As crises generally do, this one too impacts the most disadvantaged and vulnerable the most, exacerbating the unparalleled levels of global inequality. In light of this, the IMF and World Bank call for the suspension of debt payments from the 76 IDA-eligible countries. Similarly, the United Nations Conference on Trade and Development (UNCTAD) advises to cancel $1 trillion in debt in 2020 alone. Within nations, profound inequalities are exemplified by the divide between those working at risk of contagion and those staying home, those with access to healthcare and those without, those enjoying state support and those facing the crisis alone. Under the dire circumstances states, especially those that can afford it like the US and European nations, are providing a variety of income support, unemployment benefits and tax deferrals for individuals, as well as financial support for self-employed and small and medium enterprises. Governments have started slashing interest rates and printing incredible quantities of money to manage all that and stabilise their economies. Although expansionary fiscal and monetary policy is critical in the immediate reaction, injecting capital into the financialised economic system is not be enough to tackle this deeper aspects of the crisis. The bigger question remains, what the lessons have been learned for the future and whether this crisis will set the stage for a more equal recovery, with a more fair, inclusive and resilient system of health and income insurance for the future.
As with other crises, politically-connected corporate and plutocratic interests are seeking to benefit from the chaos, raking in bailout funds. Some, such as the European automobile lobby, are attempting to derail specific environmental standards, while others hope to scrap initiatives as the European Green Deal altogether. Bailouts to hard hit sectors like the airline and automobile industries cannot be unconditional. In bailing out large corporations, governments ought to seize the moment to radically reconfigure the fabric of national and global economies.
Instead of propping up a system of polluting industries, fossilised capital, and criminal actors, ‘we already know what the solutions are: investing in renewable energy instead of fossil fuels; investing in nature and reforestation; investing in sustainable food systems and regenerative agriculture; and, shifting to a more local, circular and low carbon economy,’ as a recent letter to global leaders by the Club of Rome succinctly enumerates.

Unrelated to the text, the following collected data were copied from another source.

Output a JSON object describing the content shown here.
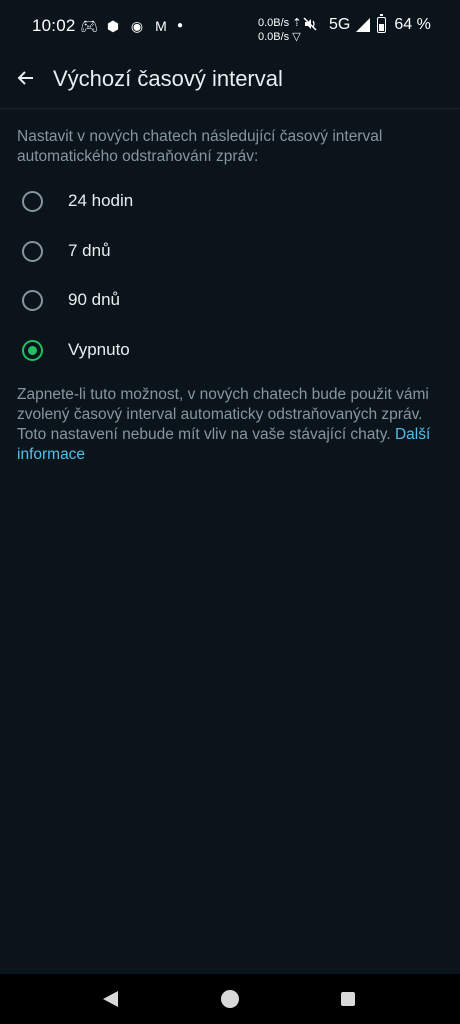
{
  "status_bar": {
    "time": "10:02",
    "net_up": "0.0B/s ⇡",
    "net_down": "0.0B/s ▽",
    "network": "5G",
    "battery": "64 %"
  },
  "app_bar": {
    "title": "Výchozí časový interval"
  },
  "description": "Nastavit v nových chatech následující časový interval automatického odstraňování zpráv:",
  "options": [
    {
      "label": "24 hodin",
      "selected": false
    },
    {
      "label": "7 dnů",
      "selected": false
    },
    {
      "label": "90 dnů",
      "selected": false
    },
    {
      "label": "Vypnuto",
      "selected": true
    }
  ],
  "note": {
    "text": "Zapnete-li tuto možnost, v nových chatech bude použit vámi zvolený časový interval automaticky odstraňovaných zpráv. Toto nastavení nebude mít vliv na vaše stávající chaty.",
    "link": "Další informace"
  },
  "colors": {
    "background": "#0b141a",
    "accent": "#21c063",
    "link": "#53bdeb",
    "secondary_text": "#8696a0"
  }
}
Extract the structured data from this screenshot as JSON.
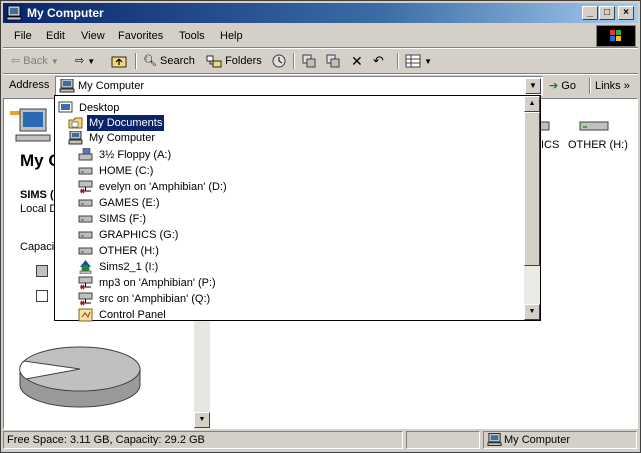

The COVID-19 pandemic is truly a tragedy, and it is not over yet. The economic crisis that the pandemic has precipitated, though, is also an unprecedented opportunity to transition from destructive socioeconomic systems towards delivering on the promise of the 2030 Agenda: broadly shared peace and prosperity within the boundaries of our planet. As United Nations Secretary-General Antonio Guterres puts it: ‘Now is the time to redouble our efforts to build more inclusive and sustainable economies and societies that are more resilient in the face of pandemics, climate change and other global challenges. The recovery must lead to a different economy. Our roadmap remains the 2030 agenda and sustainable development goals.’